50.  Compare and contrast the signs and symptoms of acute pancreatitis and chronic pancreatitis.

51.  What laboratory abnormalities are associated with pancreatitis?

52.  Identify at least three items you would include in a focused assessment of the patient with pancreatitis. What is the rationale for each of these items?

53.  Why is enzyme replacement used in treating chronic pancreatitis?
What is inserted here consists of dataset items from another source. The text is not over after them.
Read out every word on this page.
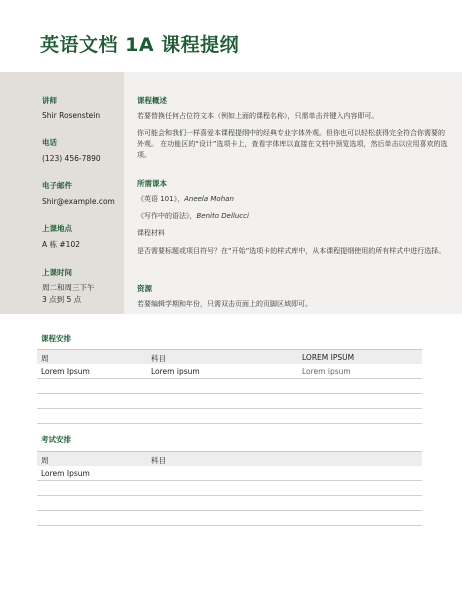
英语文档 1A 课程提纲
讲师
Shir Rosenstein
电话
(123) 456-7890
电子邮件
Shir@example.com
上课地点
A 栋 #102
上课时间
周二和周三下午
3 点到 5 点
课程概述
若要替换任何占位符文本（例如上面的课程名称），只需单击并键入内容即可。
你可能会和我们一样喜爱本课程提纲中的经典专业字体外观。但你也可以轻松获得完全符合你需要的外观。 在功能区的“设计”选项卡上，查看字体库以直接在文档中预览选项，然后单击以应用喜欢的选项。
所需课本
《英语 101》，Aneela Mohan
《写作中的语法》，Benito Dellucci
课程材料
是否需要标题或项目符号？在“开始”选项卡的样式库中，从本课程提纲使用的所有样式中进行选择。
资源
若要编辑学期和年份，只需双击页面上的页脚区域即可。
课程安排
周	科目	LOREM IPSUM
Lorem Ipsum	Lorem ipsum	Lorem ipsum
考试安排
周	科目
Lorem Ipsum
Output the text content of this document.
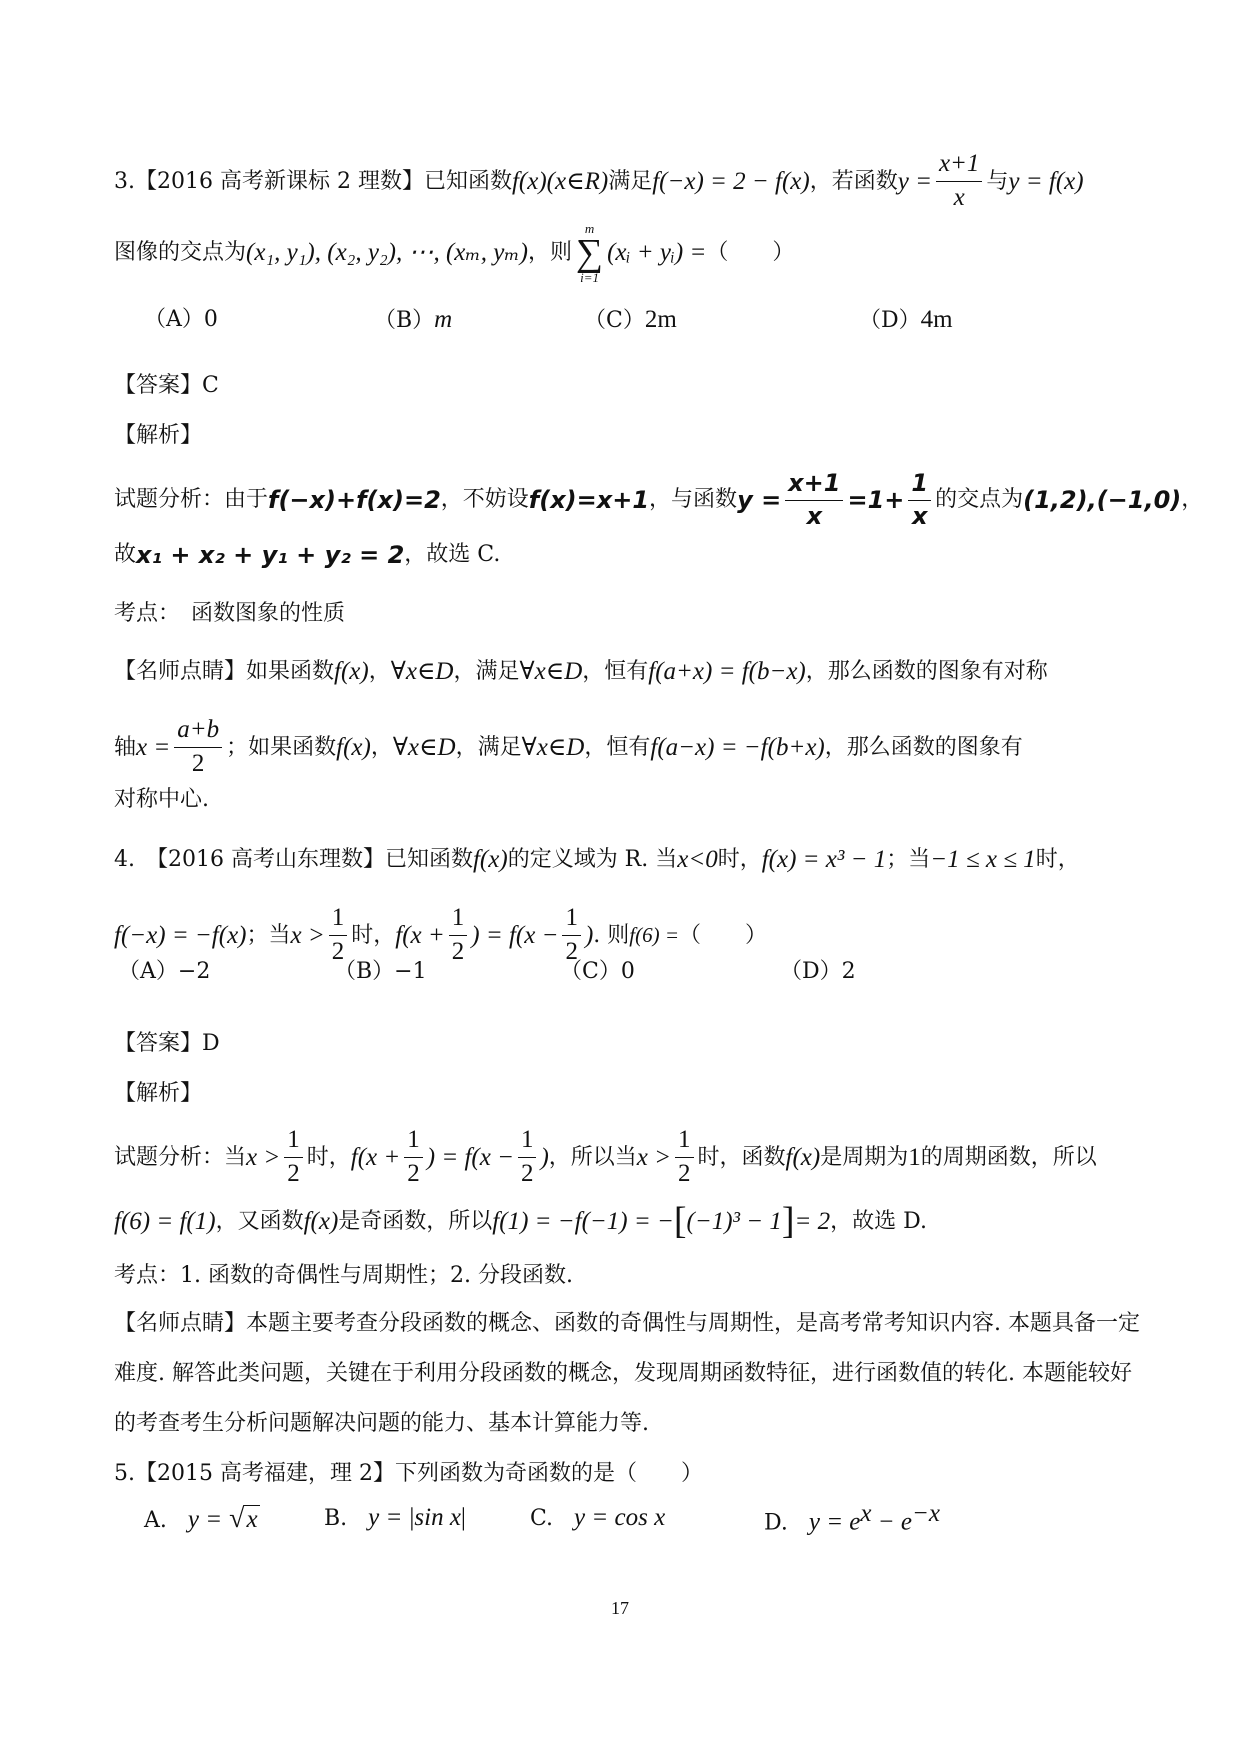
3.【2016 高考新课标 2 理数】已知函数 f(x)(x∈R) 满足 f(−x) = 2 − f(x) ，若函数 $y = \frac{x+1}{x}$ 与 y = f(x)
图像的交点为 (x₁, y₁), (x₂, y₂), ⋯, (xₘ, yₘ) ，则
m
∑
i=1
(xᵢ + yᵢ) = （　　）
（A）0	（B）m	（C）2m	（D）4m
【答案】C
【解析】
试题分析：由于 f(−x)+f(x)=2 ，不妨设 f(x)=x+1 ，与函数 $y = \frac{x+1}{x} =1+ \frac{1}{x}$ 的交点为 (1,2),(−1,0) ，
故 x₁ + x₂ + y₁ + y₂ = 2 ，故选 C.
考点：　函数图象的性质
【名师点睛】如果函数 f(x) ， ∀x∈D ，满足 ∀x∈D ，恒有 f(a+x) = f(b−x) ，那么函数的图象有对称
轴 $x = \frac{a+b}{2}$ ；如果函数 f(x) ， ∀x∈D ，满足 ∀x∈D ，恒有 f(a−x) = −f(b+x) ，那么函数的图象有
对称中心.
4.　【2016 高考山东理数】已知函数 f(x) 的定义域为 R. 当 x<0 时， f(x) = x³ − 1 ；当 −1 ≤ x ≤ 1 时，
f(−x) = −f(x) ；当 $x > \frac{1}{2}$ 时， $f(x + \frac{1}{2}$ ) = $f(x - \frac{1}{2}$ ) . 则 f(6) = （　　）
（A）−2	（B）−1	（C）0	（D）2
【答案】D
【解析】
试题分析：当 $x > \frac{1}{2}$ 时， $f(x + \frac{1}{2}$ ) = $f(x - \frac{1}{2}$ ) ，所以当 $x > \frac{1}{2}$ 时，函数 f(x) 是周期为 1 的周期函数，所以
f(6) = f(1) ，又函数 f(x) 是奇函数，所以 f(1) = −f(−1) = − [ (−1)³ − 1 ] = 2 ，故选 D.
考点：1. 函数的奇偶性与周期性；2. 分段函数.
【名师点睛】本题主要考查分段函数的概念、函数的奇偶性与周期性，是高考常考知识内容. 本题具备一定
难度. 解答此类问题，关键在于利用分段函数的概念，发现周期函数特征，进行函数值的转化. 本题能较好
的考查考生分析问题解决问题的能力、基本计算能力等.
5.【2015 高考福建，理 2】下列函数为奇函数的是（　　）
A. y = √x	B. y = |sin x|	C. y = cos x	D. $y = e^x - e^{-x}$
17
How do you know if the treatment is being effective?

54.  Why are antacids and or H2 receptor antagonists used to treat acute pancreatitis?

55.  Why are patients with acute pancreatitis NPO initially and likely to have an NG tube to low suction?

56.  What is the drug of choice in treating the pain associated with pancreatitis?

57.  Which will the patient with pancreatitis be a candidate for tube feedings or TPN?

58.  Other than the GI system, what other system is often negatively affected in the patient with pancreatitis? (i.e., what system needs careful monitoring)

59.  What type of diet is typical for the patient with pancreatitis when they resume oral feedings?

60.  What can a patient do to decrease their risk of developing pancreatitis again?

61.  How does the nurse calculate NGT output when normal saline irrigation is used?